Re: Do we want to have the sliding window implementation?

Posted by Mayur Rustagi <ma...@gmail.com>.
Slide window is another dimension to processing

say my batch is 3 sec  & window is 9 sec then this is what I get

[ x1 x2 x3][x4 x5 x6][x7 x8 x9]

This is using slide but slide is equal to window size, but i may want to get last 3 elements at any point of time then that would be


[ x1 x2 x3]  after3sec  [ x2 x3 x4] after3sec  [ x3 x4 x5] after3sec  [ x4 x5 x6]

to implement this  you use batch of 3 sec, window of 9 sec & slide duration of 3 sec. So we are sliding every 3 sec & also getting a batch every 3 sec. 





-- 
Regards,
Mayur Rustagi
Ph: +1 (760) 203 3257
http://www.sigmoidanalytics.com
@mayur_rustagi

On Wed, Sep 10, 2014 at 5:25 AM, Yan Fang <ya...@gmail.com> wrote:

> Hi guys,
> realize that both Storm and Spark Streaming have sliding window
> implementation while Samza only has the fixed window (not sure if it's a
> correct name).
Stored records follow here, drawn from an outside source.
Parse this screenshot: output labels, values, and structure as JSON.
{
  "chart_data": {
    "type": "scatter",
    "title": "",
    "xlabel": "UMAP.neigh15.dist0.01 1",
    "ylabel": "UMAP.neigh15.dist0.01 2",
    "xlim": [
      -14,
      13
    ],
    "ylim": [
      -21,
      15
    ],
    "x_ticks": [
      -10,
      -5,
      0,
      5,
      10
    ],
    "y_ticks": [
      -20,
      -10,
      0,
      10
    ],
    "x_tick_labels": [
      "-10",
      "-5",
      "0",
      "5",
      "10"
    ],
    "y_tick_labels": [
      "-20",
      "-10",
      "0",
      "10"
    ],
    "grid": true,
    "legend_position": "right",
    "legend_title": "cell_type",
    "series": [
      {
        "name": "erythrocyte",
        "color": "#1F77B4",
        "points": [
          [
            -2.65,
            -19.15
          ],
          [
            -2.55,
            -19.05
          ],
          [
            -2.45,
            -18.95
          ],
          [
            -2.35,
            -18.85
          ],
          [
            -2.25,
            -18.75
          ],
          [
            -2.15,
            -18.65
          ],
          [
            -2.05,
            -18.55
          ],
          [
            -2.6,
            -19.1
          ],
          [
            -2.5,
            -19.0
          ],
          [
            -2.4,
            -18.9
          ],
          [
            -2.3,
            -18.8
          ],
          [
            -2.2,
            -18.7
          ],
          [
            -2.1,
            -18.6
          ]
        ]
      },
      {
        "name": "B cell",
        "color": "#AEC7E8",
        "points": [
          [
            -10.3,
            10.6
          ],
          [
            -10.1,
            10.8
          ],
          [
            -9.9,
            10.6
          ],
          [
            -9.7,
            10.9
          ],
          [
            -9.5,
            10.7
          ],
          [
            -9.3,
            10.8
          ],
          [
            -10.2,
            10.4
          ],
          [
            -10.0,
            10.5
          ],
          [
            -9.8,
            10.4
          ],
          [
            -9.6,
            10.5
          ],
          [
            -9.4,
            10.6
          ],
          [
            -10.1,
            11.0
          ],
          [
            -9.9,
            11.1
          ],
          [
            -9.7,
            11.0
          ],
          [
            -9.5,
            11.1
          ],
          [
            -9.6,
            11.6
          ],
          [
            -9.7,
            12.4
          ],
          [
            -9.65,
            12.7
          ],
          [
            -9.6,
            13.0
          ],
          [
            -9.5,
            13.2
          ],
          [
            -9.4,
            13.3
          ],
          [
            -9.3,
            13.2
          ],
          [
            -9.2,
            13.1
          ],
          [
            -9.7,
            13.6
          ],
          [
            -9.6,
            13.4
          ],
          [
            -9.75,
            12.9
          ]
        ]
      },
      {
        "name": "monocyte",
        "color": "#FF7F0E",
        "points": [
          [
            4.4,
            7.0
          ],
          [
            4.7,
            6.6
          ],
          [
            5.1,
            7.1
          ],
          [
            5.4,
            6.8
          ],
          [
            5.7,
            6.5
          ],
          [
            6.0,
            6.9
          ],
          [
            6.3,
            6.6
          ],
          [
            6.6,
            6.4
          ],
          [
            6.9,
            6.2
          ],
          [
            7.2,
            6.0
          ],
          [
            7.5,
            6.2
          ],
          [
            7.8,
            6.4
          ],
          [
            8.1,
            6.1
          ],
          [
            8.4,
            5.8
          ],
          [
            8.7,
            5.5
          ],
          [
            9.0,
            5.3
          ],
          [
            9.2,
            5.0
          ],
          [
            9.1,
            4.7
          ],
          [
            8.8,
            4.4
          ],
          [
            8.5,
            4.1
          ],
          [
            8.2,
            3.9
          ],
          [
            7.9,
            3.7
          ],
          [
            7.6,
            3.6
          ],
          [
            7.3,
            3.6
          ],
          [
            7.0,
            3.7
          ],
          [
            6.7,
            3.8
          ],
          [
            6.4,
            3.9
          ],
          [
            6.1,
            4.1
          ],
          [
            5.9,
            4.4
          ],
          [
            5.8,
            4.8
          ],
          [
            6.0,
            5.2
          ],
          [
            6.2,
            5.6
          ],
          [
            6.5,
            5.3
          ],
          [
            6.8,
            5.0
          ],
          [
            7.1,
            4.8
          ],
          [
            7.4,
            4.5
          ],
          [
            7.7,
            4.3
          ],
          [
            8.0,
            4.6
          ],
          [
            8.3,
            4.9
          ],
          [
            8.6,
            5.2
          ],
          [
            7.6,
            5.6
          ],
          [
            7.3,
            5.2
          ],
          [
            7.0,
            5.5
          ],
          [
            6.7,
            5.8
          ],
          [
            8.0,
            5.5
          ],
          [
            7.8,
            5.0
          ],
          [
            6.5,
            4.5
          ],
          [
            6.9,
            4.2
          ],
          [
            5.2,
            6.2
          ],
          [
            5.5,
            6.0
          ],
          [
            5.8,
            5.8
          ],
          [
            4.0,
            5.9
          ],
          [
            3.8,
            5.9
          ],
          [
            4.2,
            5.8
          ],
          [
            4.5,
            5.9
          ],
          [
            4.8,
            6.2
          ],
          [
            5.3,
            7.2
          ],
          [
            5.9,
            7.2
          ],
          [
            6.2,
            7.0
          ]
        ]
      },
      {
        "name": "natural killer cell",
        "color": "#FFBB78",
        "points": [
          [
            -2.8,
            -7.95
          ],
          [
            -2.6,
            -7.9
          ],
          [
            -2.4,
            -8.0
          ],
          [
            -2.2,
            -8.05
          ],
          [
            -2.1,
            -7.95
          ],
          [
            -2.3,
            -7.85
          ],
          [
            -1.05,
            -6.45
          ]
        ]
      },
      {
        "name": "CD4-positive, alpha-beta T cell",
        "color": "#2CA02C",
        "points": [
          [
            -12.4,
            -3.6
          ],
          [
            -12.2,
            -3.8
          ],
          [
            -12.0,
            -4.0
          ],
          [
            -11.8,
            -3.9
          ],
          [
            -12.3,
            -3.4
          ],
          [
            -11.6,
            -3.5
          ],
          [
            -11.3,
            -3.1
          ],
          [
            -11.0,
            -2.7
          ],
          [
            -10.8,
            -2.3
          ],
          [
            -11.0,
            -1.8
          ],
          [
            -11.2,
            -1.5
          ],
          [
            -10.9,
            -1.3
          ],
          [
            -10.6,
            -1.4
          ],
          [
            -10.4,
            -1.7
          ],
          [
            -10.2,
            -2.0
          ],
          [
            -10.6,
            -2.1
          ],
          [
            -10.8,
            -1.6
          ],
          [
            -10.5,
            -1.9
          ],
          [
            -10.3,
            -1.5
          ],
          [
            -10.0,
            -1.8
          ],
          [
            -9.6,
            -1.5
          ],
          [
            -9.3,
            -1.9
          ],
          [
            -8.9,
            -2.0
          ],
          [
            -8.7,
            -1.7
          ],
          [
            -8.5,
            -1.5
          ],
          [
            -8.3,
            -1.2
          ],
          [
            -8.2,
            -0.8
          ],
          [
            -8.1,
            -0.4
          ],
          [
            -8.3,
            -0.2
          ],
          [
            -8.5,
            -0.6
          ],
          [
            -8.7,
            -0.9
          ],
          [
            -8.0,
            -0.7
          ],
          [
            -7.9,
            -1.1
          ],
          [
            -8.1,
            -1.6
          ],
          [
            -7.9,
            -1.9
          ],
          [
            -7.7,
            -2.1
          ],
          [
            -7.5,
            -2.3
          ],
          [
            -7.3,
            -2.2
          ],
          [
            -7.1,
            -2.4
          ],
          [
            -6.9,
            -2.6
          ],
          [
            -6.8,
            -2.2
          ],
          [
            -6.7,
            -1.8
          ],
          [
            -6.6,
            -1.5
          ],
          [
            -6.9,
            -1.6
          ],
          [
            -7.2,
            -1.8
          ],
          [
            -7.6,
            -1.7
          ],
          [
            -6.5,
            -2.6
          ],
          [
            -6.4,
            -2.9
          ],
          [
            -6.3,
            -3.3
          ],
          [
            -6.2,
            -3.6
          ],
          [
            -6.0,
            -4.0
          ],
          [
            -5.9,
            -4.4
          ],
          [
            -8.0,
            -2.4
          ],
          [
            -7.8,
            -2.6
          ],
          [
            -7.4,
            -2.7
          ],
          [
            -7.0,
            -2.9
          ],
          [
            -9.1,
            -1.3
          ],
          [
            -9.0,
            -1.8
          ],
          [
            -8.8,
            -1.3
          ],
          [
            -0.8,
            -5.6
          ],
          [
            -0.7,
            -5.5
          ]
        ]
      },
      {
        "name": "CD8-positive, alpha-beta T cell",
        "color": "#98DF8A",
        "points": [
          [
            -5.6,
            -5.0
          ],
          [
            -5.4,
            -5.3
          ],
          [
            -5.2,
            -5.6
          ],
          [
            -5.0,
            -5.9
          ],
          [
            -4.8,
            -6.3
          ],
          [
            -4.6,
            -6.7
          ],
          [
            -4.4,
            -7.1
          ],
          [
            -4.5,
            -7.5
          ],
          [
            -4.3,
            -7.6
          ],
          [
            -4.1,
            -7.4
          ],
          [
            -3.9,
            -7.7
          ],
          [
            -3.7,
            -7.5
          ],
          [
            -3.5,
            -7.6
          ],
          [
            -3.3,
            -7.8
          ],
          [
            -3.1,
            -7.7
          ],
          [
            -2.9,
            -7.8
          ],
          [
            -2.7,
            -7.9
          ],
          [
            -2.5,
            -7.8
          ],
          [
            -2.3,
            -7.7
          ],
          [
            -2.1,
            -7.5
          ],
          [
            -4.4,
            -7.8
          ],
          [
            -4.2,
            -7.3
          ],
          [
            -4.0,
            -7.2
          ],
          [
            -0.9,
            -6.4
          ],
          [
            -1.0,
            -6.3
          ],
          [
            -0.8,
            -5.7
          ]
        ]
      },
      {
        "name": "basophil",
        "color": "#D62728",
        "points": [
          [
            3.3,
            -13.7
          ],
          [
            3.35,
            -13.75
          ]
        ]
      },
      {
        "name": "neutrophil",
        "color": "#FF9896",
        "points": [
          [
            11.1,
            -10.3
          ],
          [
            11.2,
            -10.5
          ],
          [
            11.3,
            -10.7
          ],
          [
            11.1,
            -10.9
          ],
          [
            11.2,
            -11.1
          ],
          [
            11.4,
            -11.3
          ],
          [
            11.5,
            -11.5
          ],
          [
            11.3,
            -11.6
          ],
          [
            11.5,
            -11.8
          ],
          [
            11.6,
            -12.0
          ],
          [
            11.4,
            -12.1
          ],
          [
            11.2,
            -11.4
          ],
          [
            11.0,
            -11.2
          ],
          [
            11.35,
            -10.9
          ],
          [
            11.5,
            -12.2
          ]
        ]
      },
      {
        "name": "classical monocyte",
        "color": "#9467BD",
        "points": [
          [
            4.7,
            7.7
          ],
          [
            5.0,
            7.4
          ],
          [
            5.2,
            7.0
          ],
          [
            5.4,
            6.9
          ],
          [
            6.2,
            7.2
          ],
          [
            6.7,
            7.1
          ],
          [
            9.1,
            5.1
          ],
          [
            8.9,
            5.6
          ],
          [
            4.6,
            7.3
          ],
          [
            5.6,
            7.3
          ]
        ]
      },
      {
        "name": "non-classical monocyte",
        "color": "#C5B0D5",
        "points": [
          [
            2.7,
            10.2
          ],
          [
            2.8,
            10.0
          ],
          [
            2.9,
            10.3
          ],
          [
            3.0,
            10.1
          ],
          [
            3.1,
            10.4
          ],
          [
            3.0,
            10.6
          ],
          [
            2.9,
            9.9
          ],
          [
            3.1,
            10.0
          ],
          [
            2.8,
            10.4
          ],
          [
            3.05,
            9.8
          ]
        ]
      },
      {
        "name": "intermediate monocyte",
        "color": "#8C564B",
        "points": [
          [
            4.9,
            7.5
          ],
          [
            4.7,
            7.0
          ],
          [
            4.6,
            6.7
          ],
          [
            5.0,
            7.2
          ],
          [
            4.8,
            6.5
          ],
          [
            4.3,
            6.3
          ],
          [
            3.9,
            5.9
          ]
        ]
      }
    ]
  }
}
I think you guys must consider this idea at the beginning of
> designing the Samza. What was the thought? Thank you.
> Cheers,
> Fang, Yan
> yanfang724@gmail.com
> +1 (206) 849-4108

Re: Do we want to have the sliding window implementation?

Posted by Shekar Tippur <ct...@gmail.com>.
Yan,

Can you please give a use case for this?

- Shekar

On Tue, Sep 9, 2014 at 4:54 PM, Yan Fang <ya...@gmail.com> wrote:

> Hi guys,
>
> realize that both Storm and Spark Streaming have sliding window
> implementation while Samza only has the fixed window (not sure if it's a
> correct name). I think you guys must consider this idea at the beginning of
> designing the Samza. What was the thought? Thank you.
>
> Cheers,
>
> Fang, Yan
> yanfang724@gmail.com
> +1 (206) 849-4108
>